In a Nutshell

Hi, I'm Ben. I build machine-learning models inspired by biology and physics to understand how intelligence and artificial life emerge in physical systems.
My goal is to understand and reframe learning, cognition, and biological & artificial intelligence as a collective, scale-free phenomenon — revealing new perspectives on fundamental biological processes such as evolution, computation, intelligence, and life at the edge of order and chaos.
I’m a curious, creative interdisciplinary scientist with a deep enthusiasm for AI, technology, physics, and (artificial) life.

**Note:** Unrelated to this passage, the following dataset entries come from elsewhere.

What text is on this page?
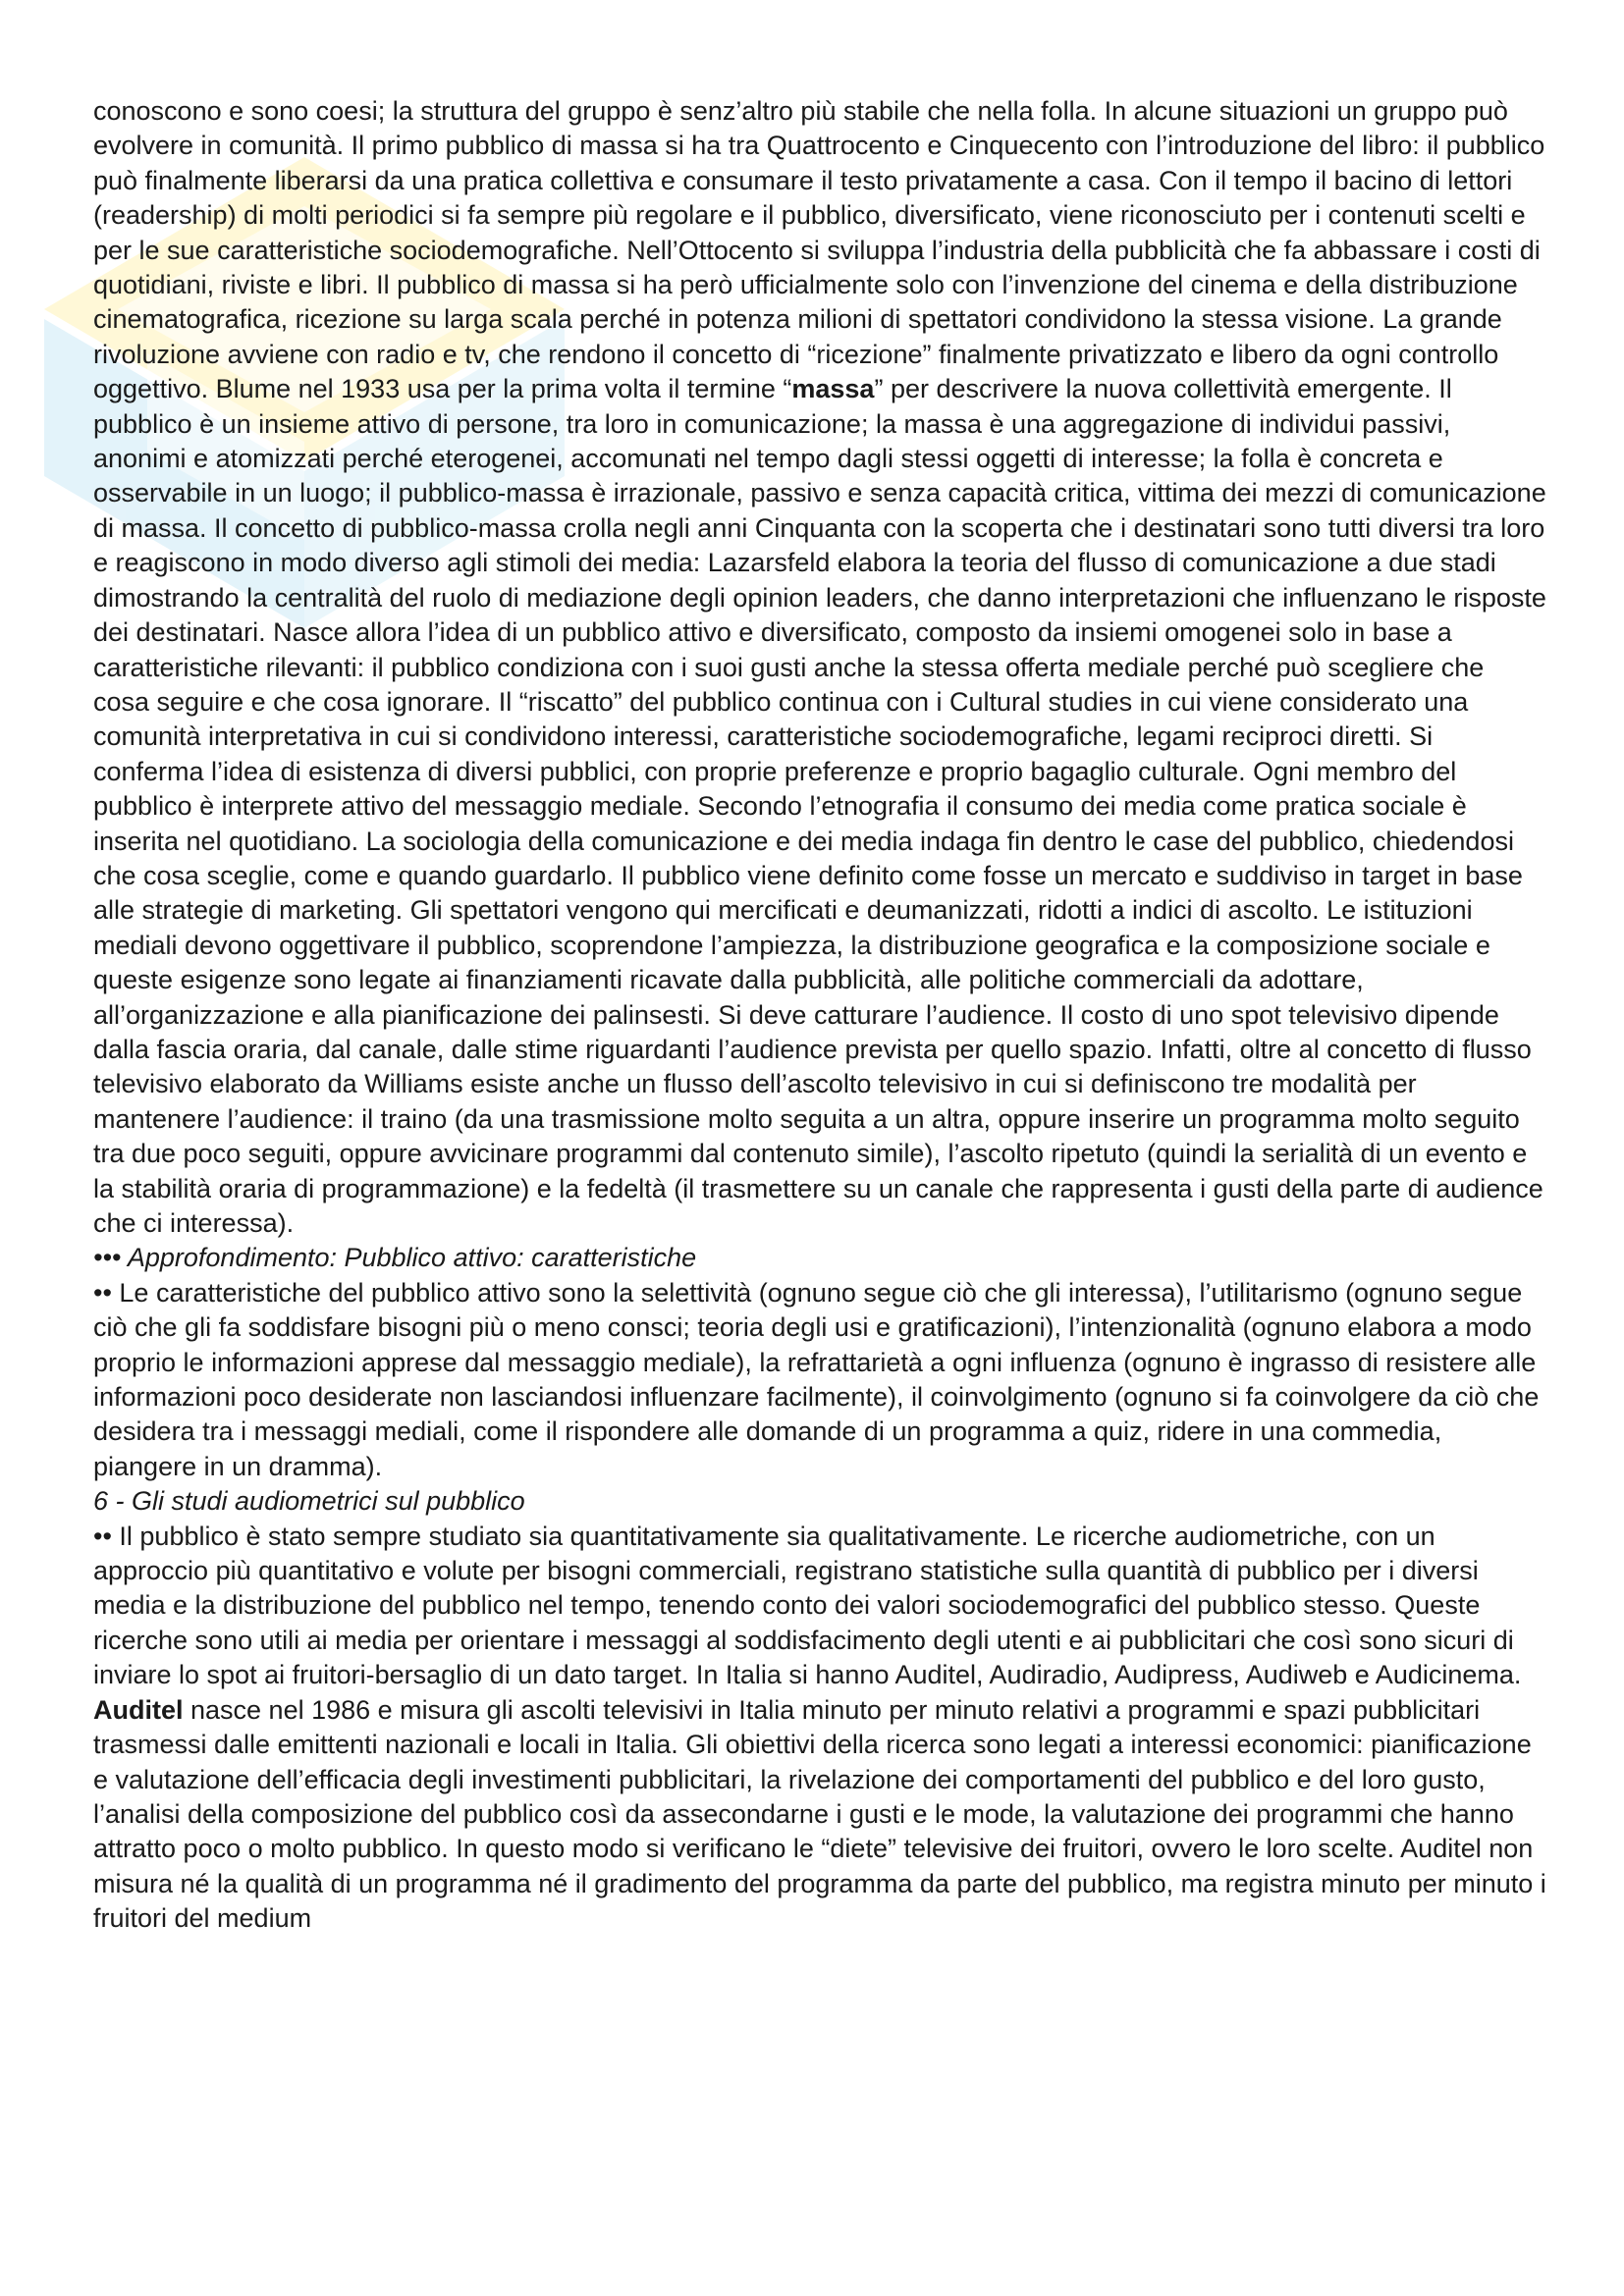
conoscono e sono coesi; la struttura del gruppo è senz’altro più stabile che nella folla. In alcune situazioni un gruppo può evolvere in comunità. Il primo pubblico di massa si ha tra Quattrocento e Cinquecento con l’introduzione del libro: il pubblico può finalmente liberarsi da una pratica collettiva e consumare il testo privatamente a casa. Con il tempo il bacino di lettori (readership) di molti periodici si fa sempre più regolare e il pubblico, diversificato, viene riconosciuto per i contenuti scelti e per le sue caratteristiche sociodemografiche. Nell’Ottocento si sviluppa l’industria della pubblicità che fa abbassare i costi di quotidiani, riviste e libri. Il pubblico di massa si ha però ufficialmente solo con l’invenzione del cinema e della distribuzione cinematografica, ricezione su larga scala perché in potenza milioni di spettatori condividono la stessa visione. La grande rivoluzione avviene con radio e tv, che rendono il concetto di “ricezione” finalmente privatizzato e libero da ogni controllo oggettivo. Blume nel 1933 usa per la prima volta il termine “massa” per descrivere la nuova collettività emergente. Il pubblico è un insieme attivo di persone, tra loro in comunicazione; la massa è una aggregazione di individui passivi, anonimi e atomizzati perché eterogenei, accomunati nel tempo dagli stessi oggetti di interesse; la folla è concreta e osservabile in un luogo; il pubblico-massa è irrazionale, passivo e senza capacità critica, vittima dei mezzi di comunicazione di massa. Il concetto di pubblico-massa crolla negli anni Cinquanta con la scoperta che i destinatari sono tutti diversi tra loro e reagiscono in modo diverso agli stimoli dei media: Lazarsfeld elabora la teoria del flusso di comunicazione a due stadi dimostrando la centralità del ruolo di mediazione degli opinion leaders, che danno interpretazioni che influenzano le risposte dei destinatari. Nasce allora l’idea di un pubblico attivo e diversificato, composto da insiemi omogenei solo in base a caratteristiche rilevanti: il pubblico condiziona con i suoi gusti anche la stessa offerta mediale perché può scegliere che cosa seguire e che cosa ignorare. Il “riscatto” del pubblico continua con i Cultural studies in cui viene considerato una comunità interpretativa in cui si condividono interessi, caratteristiche sociodemografiche, legami reciproci diretti. Si conferma l’idea di esistenza di diversi pubblici, con proprie preferenze e proprio bagaglio culturale. Ogni membro del pubblico è interprete attivo del messaggio mediale. Secondo l’etnografia il consumo dei media come pratica sociale è inserita nel quotidiano. La sociologia della comunicazione e dei media indaga fin dentro le case del pubblico, chiedendosi che cosa sceglie, come e quando guardarlo. Il pubblico viene definito come fosse un mercato e suddiviso in target in base alle strategie di marketing. Gli spettatori vengono qui mercificati e deumanizzati, ridotti a indici di ascolto. Le istituzioni mediali devono oggettivare il pubblico, scoprendone l’ampiezza, la distribuzione geografica e la composizione sociale e queste esigenze sono legate ai finanziamenti ricavate dalla pubblicità, alle politiche commerciali da adottare, all’organizzazione e alla pianificazione dei palinsesti. Si deve catturare l’audience. Il costo di uno spot televisivo dipende dalla fascia oraria, dal canale, dalle stime riguardanti l’audience prevista per quello spazio. Infatti, oltre al concetto di flusso televisivo elaborato da Williams esiste anche un flusso dell’ascolto televisivo in cui si definiscono tre modalità per mantenere l’audience: il traino (da una trasmissione molto seguita a un altra, oppure inserire un programma molto seguito tra due poco seguiti, oppure avvicinare programmi dal contenuto simile), l’ascolto ripetuto (quindi la serialità di un evento e la stabilità oraria di programmazione) e la fedeltà (il trasmettere su un canale che rappresenta i gusti della parte di audience che ci interessa).

••• Approfondimento: Pubblico attivo: caratteristiche

•• Le caratteristiche del pubblico attivo sono la selettività (ognuno segue ciò che gli interessa), l’utilitarismo (ognuno segue ciò che gli fa soddisfare bisogni più o meno consci; teoria degli usi e gratificazioni), l’intenzionalità (ognuno elabora a modo proprio le informazioni apprese dal messaggio mediale), la refrattarietà a ogni influenza (ognuno è ingrasso di resistere alle informazioni poco desiderate non lasciandosi influenzare facilmente), il coinvolgimento (ognuno si fa coinvolgere da ciò che desidera tra i messaggi mediali, come il rispondere alle domande di un programma a quiz, ridere in una commedia, piangere in un dramma).

6 - Gli studi audiometrici sul pubblico

•• Il pubblico è stato sempre studiato sia quantitativamente sia qualitativamente. Le ricerche audiometriche, con un approccio più quantitativo e volute per bisogni commerciali, registrano statistiche sulla quantità di pubblico per i diversi media e la distribuzione del pubblico nel tempo, tenendo conto dei valori sociodemografici del pubblico stesso. Queste ricerche sono utili ai media per orientare i messaggi al soddisfacimento degli utenti e ai pubblicitari che così sono sicuri di inviare lo spot ai fruitori-bersaglio di un dato target. In Italia si hanno Auditel, Audiradio, Audipress, Audiweb e Audicinema. Auditel nasce nel 1986 e misura gli ascolti televisivi in Italia minuto per minuto relativi a programmi e spazi pubblicitari trasmessi dalle emittenti nazionali e locali in Italia. Gli obiettivi della ricerca sono legati a interessi economici: pianificazione e valutazione dell’efficacia degli investimenti pubblicitari, la rivelazione dei comportamenti del pubblico e del loro gusto, l’analisi della composizione del pubblico così da assecondarne i gusti e le mode, la valutazione dei programmi che hanno attratto poco o molto pubblico. In questo modo si verificano le “diete” televisive dei fruitori, ovvero le loro scelte. Auditel non misura né la qualità di un programma né il gradimento del programma da parte del pubblico, ma registra minuto per minuto i fruitori del medium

My work sits at the intersection of soft and active matter physics, non-equilibrium thermodynamics, complex biological systems, and collective multi-agent learning. I’m interested in how computation, adaptation, and cognition arise and integrate in composite dynamical systems.

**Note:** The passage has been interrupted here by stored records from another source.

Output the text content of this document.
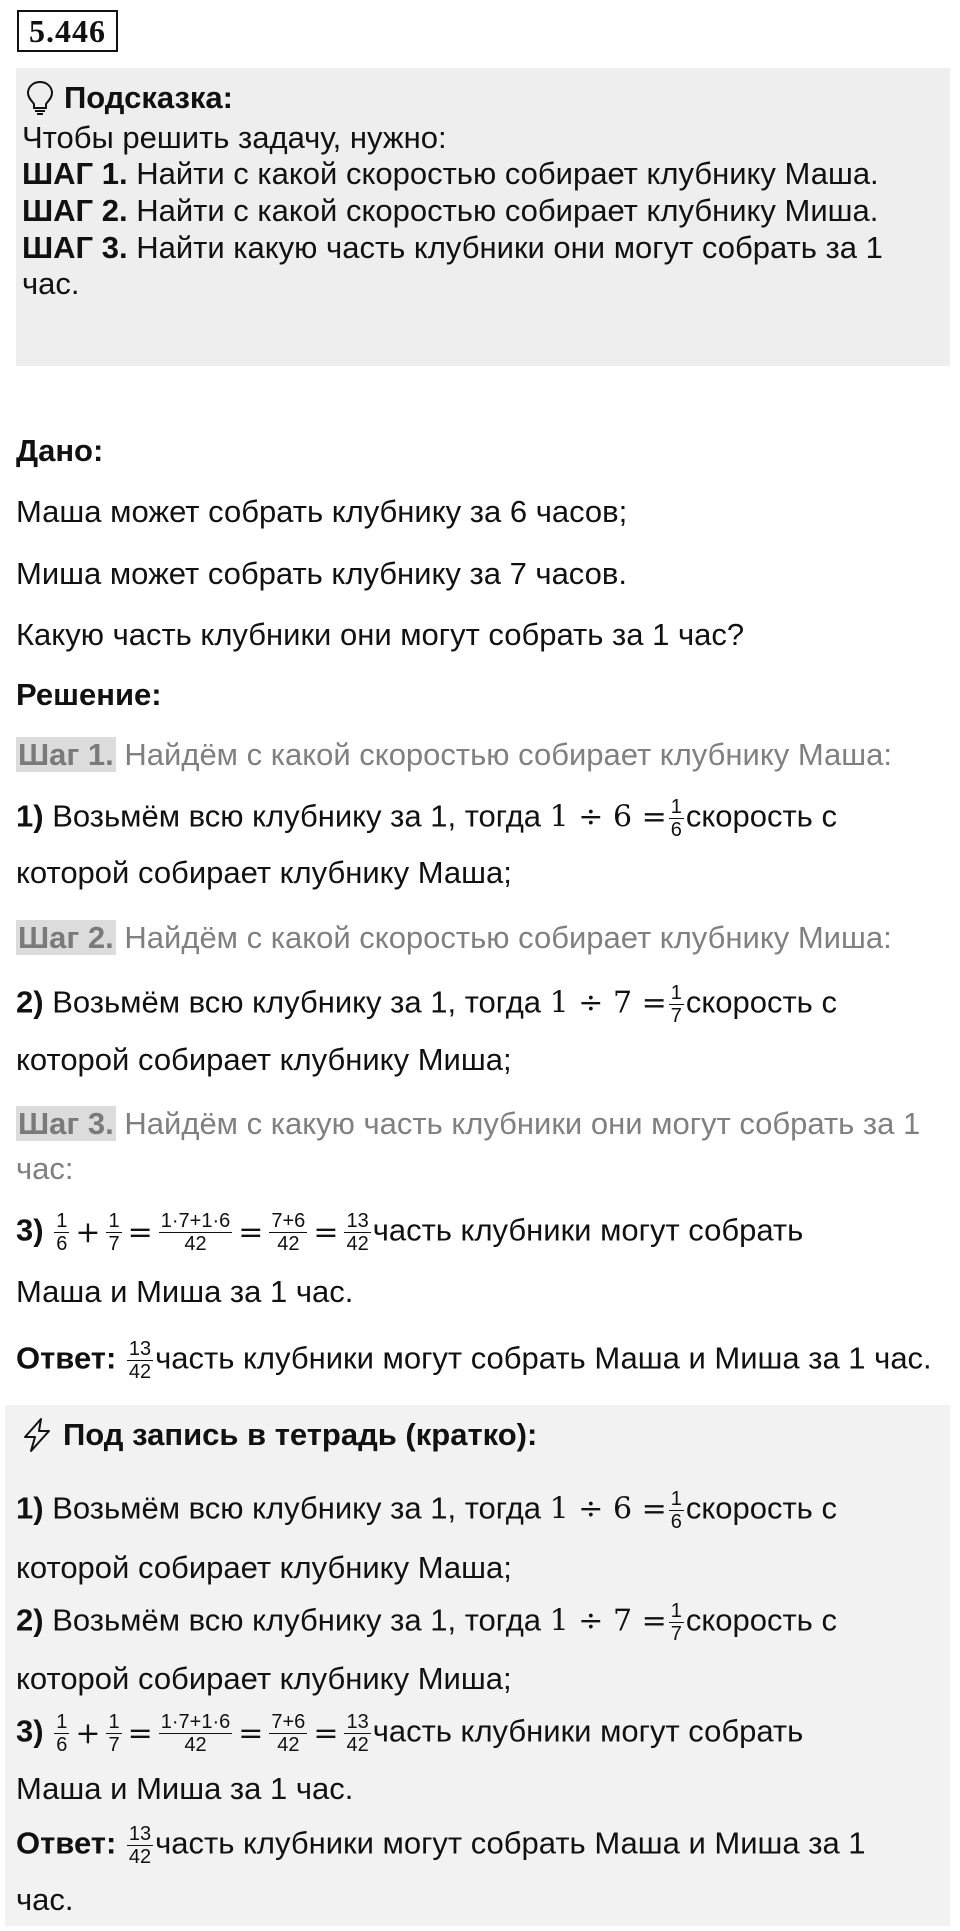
5.446
Подсказка:
Чтобы решить задачу, нужно:
ШАГ 1. Найти с какой скоростью собирает клубнику Маша.
ШАГ 2. Найти с какой скоростью собирает клубнику Миша.
ШАГ 3. Найти какую часть клубники они могут собрать за 1
час.
Дано:
Маша может собрать клубнику за 6 часов;
Миша может собрать клубнику за 7 часов.
Какую часть клубники они могут собрать за 1 час?
Решение:
Шаг 1. Найдём с какой скоростью собирает клубнику Маша:
1) Возьмём всю клубнику за 1, тогда $1 \div 6 = \frac{1}{6}$ скорость с
которой собирает клубнику Маша;
Шаг 2. Найдём с какой скоростью собирает клубнику Миша:
2) Возьмём всю клубнику за 1, тогда $1 \div 7 = \frac{1}{7}$ скорость с
которой собирает клубнику Миша;
Шаг 3. Найдём с какую часть клубники они могут собрать за 1
час:
$3) \frac{1}{6} + \frac{1}{7} = \frac{1\cdot 7+1\cdot 6}{42} = \frac{7+6}{42} = \frac{13}{42}$ часть клубники могут собрать
Маша и Миша за 1 час.
Ответ: $\frac{13}{42}$ часть клубники могут собрать Маша и Миша за 1 час.
Под запись в тетрадь (кратко):
1) Возьмём всю клубнику за 1, тогда $1 \div 6 = \frac{1}{6}$ скорость с
которой собирает клубнику Маша;
2) Возьмём всю клубнику за 1, тогда $1 \div 7 = \frac{1}{7}$ скорость с
которой собирает клубнику Миша;
$3) \frac{1}{6} + \frac{1}{7} = \frac{1\cdot 7+1\cdot 6}{42} = \frac{7+6}{42} = \frac{13}{42}$ часть клубники могут собрать
Маша и Миша за 1 час.
Ответ: $\frac{13}{42}$ часть клубники могут собрать Маша и Миша за 1
час.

During my studies at TU Wien, I worked across disciplines — from quantum optics and computational materials science to reinforcement learning models of cellular decision-making. After my PhD, I collaborated with industrial partners on biologically inspired, robust autonomous navigation in maritime environments.

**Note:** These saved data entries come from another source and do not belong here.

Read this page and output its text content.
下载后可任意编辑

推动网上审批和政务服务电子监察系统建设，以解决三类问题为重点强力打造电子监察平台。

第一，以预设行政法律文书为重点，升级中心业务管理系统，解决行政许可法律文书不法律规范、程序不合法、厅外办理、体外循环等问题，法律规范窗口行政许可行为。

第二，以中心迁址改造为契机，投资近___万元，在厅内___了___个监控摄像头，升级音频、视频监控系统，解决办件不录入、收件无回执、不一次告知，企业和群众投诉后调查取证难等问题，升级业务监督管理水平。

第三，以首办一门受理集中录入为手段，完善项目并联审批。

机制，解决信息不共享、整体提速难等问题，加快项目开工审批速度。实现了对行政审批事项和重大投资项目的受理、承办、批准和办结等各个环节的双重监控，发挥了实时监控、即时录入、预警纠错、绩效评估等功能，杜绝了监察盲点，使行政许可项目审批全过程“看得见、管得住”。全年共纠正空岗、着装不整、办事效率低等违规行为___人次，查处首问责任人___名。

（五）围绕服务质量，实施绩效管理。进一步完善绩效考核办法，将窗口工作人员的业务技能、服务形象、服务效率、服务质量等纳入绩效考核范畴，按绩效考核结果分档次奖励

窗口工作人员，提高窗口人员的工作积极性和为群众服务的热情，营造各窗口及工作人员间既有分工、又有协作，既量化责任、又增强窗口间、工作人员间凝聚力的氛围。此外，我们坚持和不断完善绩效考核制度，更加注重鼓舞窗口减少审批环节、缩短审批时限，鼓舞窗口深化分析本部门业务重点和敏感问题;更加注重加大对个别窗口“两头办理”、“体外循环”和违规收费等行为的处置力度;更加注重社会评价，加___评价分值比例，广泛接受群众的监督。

My current resarch in the Levin Lab at the Allen Discovery Center at Tufts University explores the Evolutionary Implications of Self-Assembling Cybernetic Materials with Collective Problem-Solving Intelligence at Multiple Scales. I develop generative multi-agent-based machine learning techniques to model and train multi-scale competency architectures that form the foundation of biological organization: swarms of virtual, adaptive, communicating agents that implement a minimal model for evolutionary morphogenesis of multi-cellular tissue based on individual decision-making.
More broadly, I study how developmental biology, biophysics, and artificial life methods — including neural cellular automata and neuroevolution — can be combined to design decentralized decision-making policies. These approaches enable robust autonomous navigation in virtual microswimmers and open new paths toward physiological computation in soft-matter systems.